No one likes coming home to a cold, dark house. For those who fear what goes bump in the night, there are automated home products that use geofencing to switch on the lights and turn up the thermostat when the user gets with a certain distance of the house. Typically, something like the smart thermostat Lyric utilizes owners’ smartphones to act as a signal that someone is two miles away from home, so it should kick on to have the house toasty by the time he or she arrives.
It’s a decent system, as long as everyone in the family has a smartphone. No one wants the heater shutting off just because 12-year-old, cellphone-less Timmy was left at home while his mom went out to buy milk. Still, AT&T has its own ideas about how to kick start home automation: link its connected car service, Drive, to Digital Life, its home security and automation service.

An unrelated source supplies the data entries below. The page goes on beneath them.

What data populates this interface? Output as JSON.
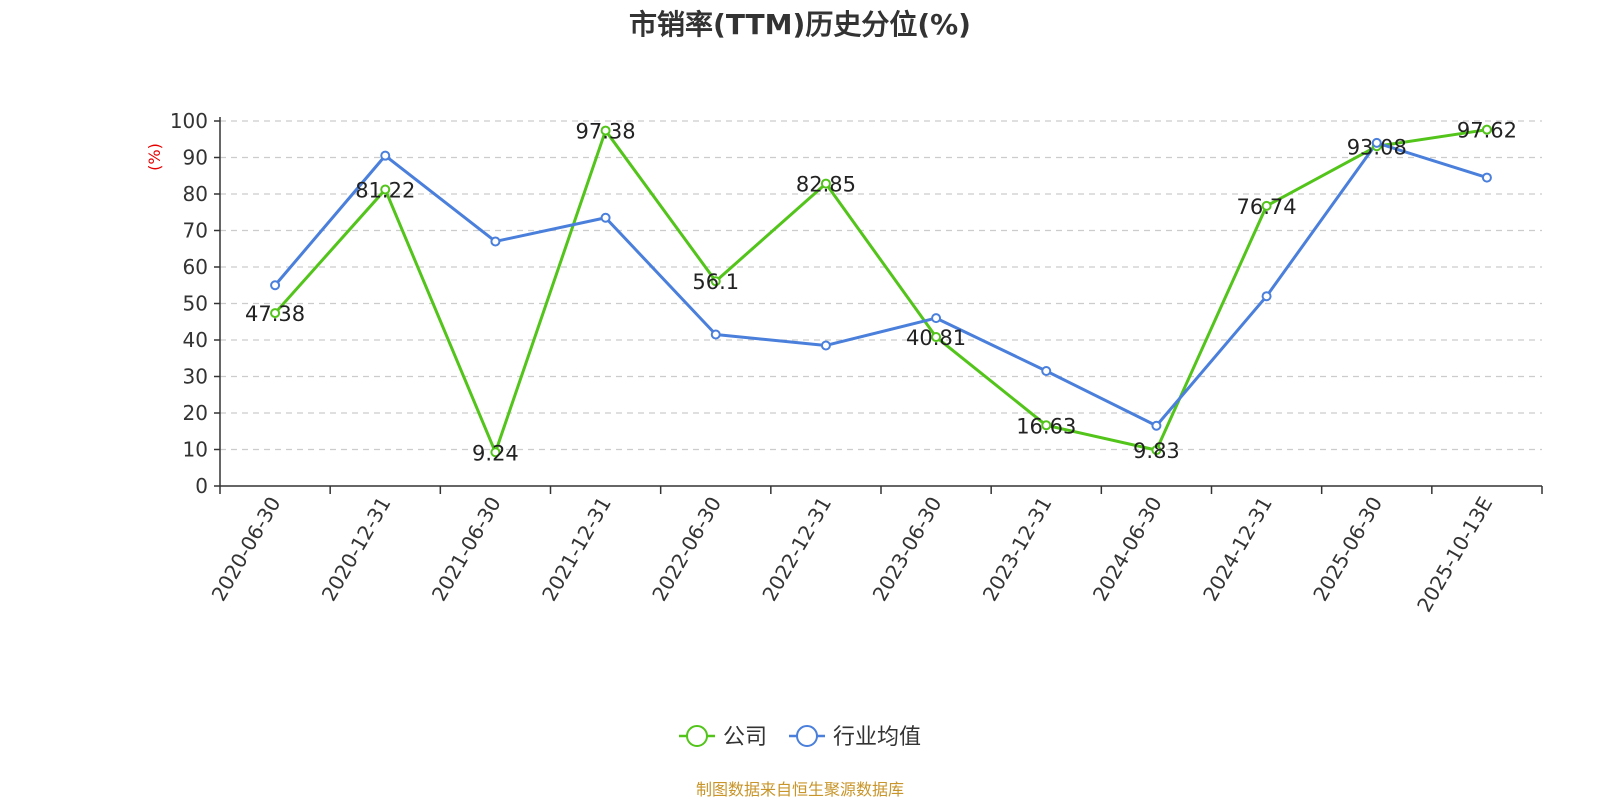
{
  "chart_data": {
    "type": "line",
    "title": "市销率(TTM)历史分位(%)",
    "ylabel": "(%)",
    "ylim": [
      0,
      100
    ],
    "yticks": [
      0,
      10,
      20,
      30,
      40,
      50,
      60,
      70,
      80,
      90,
      100
    ],
    "grid": true,
    "legend_position": "bottom-center",
    "categories": [
      "2020-06-30",
      "2020-12-31",
      "2021-06-30",
      "2021-12-31",
      "2022-06-30",
      "2022-12-31",
      "2023-06-30",
      "2023-12-31",
      "2024-06-30",
      "2024-12-31",
      "2025-06-30",
      "2025-10-13E"
    ],
    "series": [
      {
        "name": "公司",
        "color": "#52c41a",
        "values": [
          47.38,
          81.22,
          9.24,
          97.38,
          56.1,
          82.85,
          40.81,
          16.63,
          9.83,
          76.74,
          93.08,
          97.62
        ],
        "labels": [
          "47.38",
          "81.22",
          "9.24",
          "97.38",
          "56.1",
          "82.85",
          "40.81",
          "16.63",
          "9.83",
          "76.74",
          "93.08",
          "97.62"
        ]
      },
      {
        "name": "行业均值",
        "color": "#4a7fdc",
        "values": [
          55,
          90.5,
          67,
          73.5,
          41.5,
          38.5,
          46,
          31.5,
          16.5,
          52,
          94,
          84.5
        ]
      }
    ],
    "unit_color": "#e60000",
    "source_text": "制图数据来自恒生聚源数据库",
    "source_color": "#c8952a"
  }
}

Soon, users will be able to use their dashboards or voice recognition to control their homes’ air-conditioners, coffeemakers, stereos, locks, and security systems.
“Once you’ve told your home when the car is (for instance) within 20 feet of the house to please open the garage door, put the lights on, turn the alarm off, move the thermostat up, you can have those inanimate objects, the home and your car, really taking care of you,” Glenn Lurie, chief executive of AT&T Mobility told Reuters.
Among the car companies who have partnerships with AT&T Drive are Audi, Subaru, General Motors, Ford, and Tesla. According to AT&T, Drive lets each of these automakers customize its own system, so Audi’s won’t look like Ford’s, for example.
For now, those Digital Life customers without a compatible car will just have to control their smart home the old-fashioned way: with their smartphone.